Given the differences they found, the researchers estimated that a complete human pan-genome will have between 19 and 40 megabases of novel sequences not included in the current reference genome.
These might be functionally significant: the BGI team found that the novel sequences in YH and NA18507 contained dozens of human NCBI RefSeq genes, or parts of them, that are not contained in the NCBI reference genome. Most of those genes are hypothetical and have no known functions, and another large fraction belongs to highly variable gene families.
"I strongly agree that de novo assembly is essential for the analysis of human genomes, as well as other genomes, and the authors are to be commended for pushing this approach while most other groups are focusing solely on resequencing," said Michael Egholm, CTO and vice president of R&D at 454 Life Sciences. He said that 454, too, "can now routinely assemble human-sized genomes," but no one has published such an assembly in a scientific journal yet. Recently, researchers in Norway presented results for an assembly of the 800-megabase cod genome from 454 data (see In Sequence 11/3/2009).
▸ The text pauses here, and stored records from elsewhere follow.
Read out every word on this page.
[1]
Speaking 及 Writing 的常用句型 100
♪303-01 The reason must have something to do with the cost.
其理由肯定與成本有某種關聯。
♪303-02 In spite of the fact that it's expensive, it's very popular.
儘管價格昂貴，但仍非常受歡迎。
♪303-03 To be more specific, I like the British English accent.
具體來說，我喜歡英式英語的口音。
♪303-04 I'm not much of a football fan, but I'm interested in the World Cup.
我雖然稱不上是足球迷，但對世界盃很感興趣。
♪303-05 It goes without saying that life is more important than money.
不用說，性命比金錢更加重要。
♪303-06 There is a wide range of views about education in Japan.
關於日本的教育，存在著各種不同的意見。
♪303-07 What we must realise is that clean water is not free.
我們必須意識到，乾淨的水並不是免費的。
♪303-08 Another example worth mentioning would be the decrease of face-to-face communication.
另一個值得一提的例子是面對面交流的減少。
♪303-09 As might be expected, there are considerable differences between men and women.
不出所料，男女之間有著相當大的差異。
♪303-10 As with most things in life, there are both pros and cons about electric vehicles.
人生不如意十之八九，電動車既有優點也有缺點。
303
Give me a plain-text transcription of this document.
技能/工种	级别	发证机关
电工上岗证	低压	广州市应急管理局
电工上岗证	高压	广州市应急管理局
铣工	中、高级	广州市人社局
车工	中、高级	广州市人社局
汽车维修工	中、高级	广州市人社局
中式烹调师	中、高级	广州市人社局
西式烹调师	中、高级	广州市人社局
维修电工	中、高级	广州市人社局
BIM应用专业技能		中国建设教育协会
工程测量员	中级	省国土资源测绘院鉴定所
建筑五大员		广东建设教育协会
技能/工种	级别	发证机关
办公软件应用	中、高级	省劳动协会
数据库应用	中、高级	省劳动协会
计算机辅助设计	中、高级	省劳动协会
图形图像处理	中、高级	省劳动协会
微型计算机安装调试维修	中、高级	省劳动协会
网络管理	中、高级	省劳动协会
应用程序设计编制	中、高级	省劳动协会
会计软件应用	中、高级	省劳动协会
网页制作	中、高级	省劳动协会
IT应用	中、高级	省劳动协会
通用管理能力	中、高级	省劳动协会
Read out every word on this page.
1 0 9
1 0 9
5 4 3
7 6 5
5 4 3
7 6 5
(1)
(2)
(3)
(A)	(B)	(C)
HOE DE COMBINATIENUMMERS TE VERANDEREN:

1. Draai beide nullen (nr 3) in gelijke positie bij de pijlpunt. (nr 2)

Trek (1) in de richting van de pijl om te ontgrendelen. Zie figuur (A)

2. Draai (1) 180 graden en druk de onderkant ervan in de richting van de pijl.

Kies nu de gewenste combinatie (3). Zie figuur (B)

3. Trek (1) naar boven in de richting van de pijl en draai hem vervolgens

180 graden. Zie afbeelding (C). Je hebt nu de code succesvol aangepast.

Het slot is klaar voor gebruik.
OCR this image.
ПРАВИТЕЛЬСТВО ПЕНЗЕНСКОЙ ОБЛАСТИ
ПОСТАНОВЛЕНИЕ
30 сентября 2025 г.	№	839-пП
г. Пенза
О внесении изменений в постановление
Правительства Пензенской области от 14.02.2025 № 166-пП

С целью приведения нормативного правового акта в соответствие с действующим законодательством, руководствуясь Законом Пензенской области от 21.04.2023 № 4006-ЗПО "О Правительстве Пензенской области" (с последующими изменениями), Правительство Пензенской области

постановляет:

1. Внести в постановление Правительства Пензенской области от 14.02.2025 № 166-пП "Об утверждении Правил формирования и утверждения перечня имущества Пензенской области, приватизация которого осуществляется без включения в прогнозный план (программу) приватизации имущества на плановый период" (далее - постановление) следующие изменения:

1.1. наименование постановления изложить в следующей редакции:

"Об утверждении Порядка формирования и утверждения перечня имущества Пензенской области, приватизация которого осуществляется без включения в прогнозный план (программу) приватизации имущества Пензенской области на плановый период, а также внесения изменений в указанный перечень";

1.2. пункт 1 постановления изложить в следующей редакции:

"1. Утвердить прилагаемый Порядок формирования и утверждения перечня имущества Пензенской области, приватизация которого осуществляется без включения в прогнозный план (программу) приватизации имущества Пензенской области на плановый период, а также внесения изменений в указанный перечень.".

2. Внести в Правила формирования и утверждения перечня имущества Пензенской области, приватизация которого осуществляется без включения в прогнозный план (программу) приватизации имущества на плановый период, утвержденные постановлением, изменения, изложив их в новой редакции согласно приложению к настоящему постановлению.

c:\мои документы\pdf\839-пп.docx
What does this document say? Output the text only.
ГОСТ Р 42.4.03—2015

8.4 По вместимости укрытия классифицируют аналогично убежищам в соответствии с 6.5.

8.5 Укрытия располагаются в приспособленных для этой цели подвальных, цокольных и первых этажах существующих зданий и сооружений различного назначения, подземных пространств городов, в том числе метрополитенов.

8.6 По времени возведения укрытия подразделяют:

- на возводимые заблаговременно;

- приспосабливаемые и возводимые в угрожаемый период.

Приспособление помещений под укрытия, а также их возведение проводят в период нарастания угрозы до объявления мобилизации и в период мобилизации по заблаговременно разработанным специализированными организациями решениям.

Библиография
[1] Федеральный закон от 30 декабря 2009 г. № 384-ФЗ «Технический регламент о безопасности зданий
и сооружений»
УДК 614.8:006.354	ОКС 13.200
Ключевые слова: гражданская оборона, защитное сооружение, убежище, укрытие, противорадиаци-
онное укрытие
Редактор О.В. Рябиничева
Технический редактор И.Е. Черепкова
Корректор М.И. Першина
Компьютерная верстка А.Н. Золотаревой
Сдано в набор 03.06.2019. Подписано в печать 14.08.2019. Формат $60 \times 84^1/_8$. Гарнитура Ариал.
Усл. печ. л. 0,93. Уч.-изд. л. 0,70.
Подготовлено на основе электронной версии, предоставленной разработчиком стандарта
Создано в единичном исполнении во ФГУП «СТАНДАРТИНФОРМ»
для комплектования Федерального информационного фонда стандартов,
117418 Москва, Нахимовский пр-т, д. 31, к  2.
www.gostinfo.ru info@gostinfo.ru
According to Deanna Church, a staff scientist at the National Center for Biotechnology Information and a co-founder of the Genome Reference Consortium, "this is a great first step towards identifying sequences that are missing and need to be represented in the reference, but not the final step." In the absence of details of the two assemblies, however, it is difficult to assess how useful they will be, she said.
"We know there is human sequence not represented in [human genome version] GRCh37. Finding that data, incorporating it into the assembly, and presenting it to users in a coherent fashion is a critical next step in genome biology," Church told In Sequence. "De novo assembly that produces long, contiguous scaffolds/contigs in the absence of a reference assembly will be incredibly useful for understanding the genome."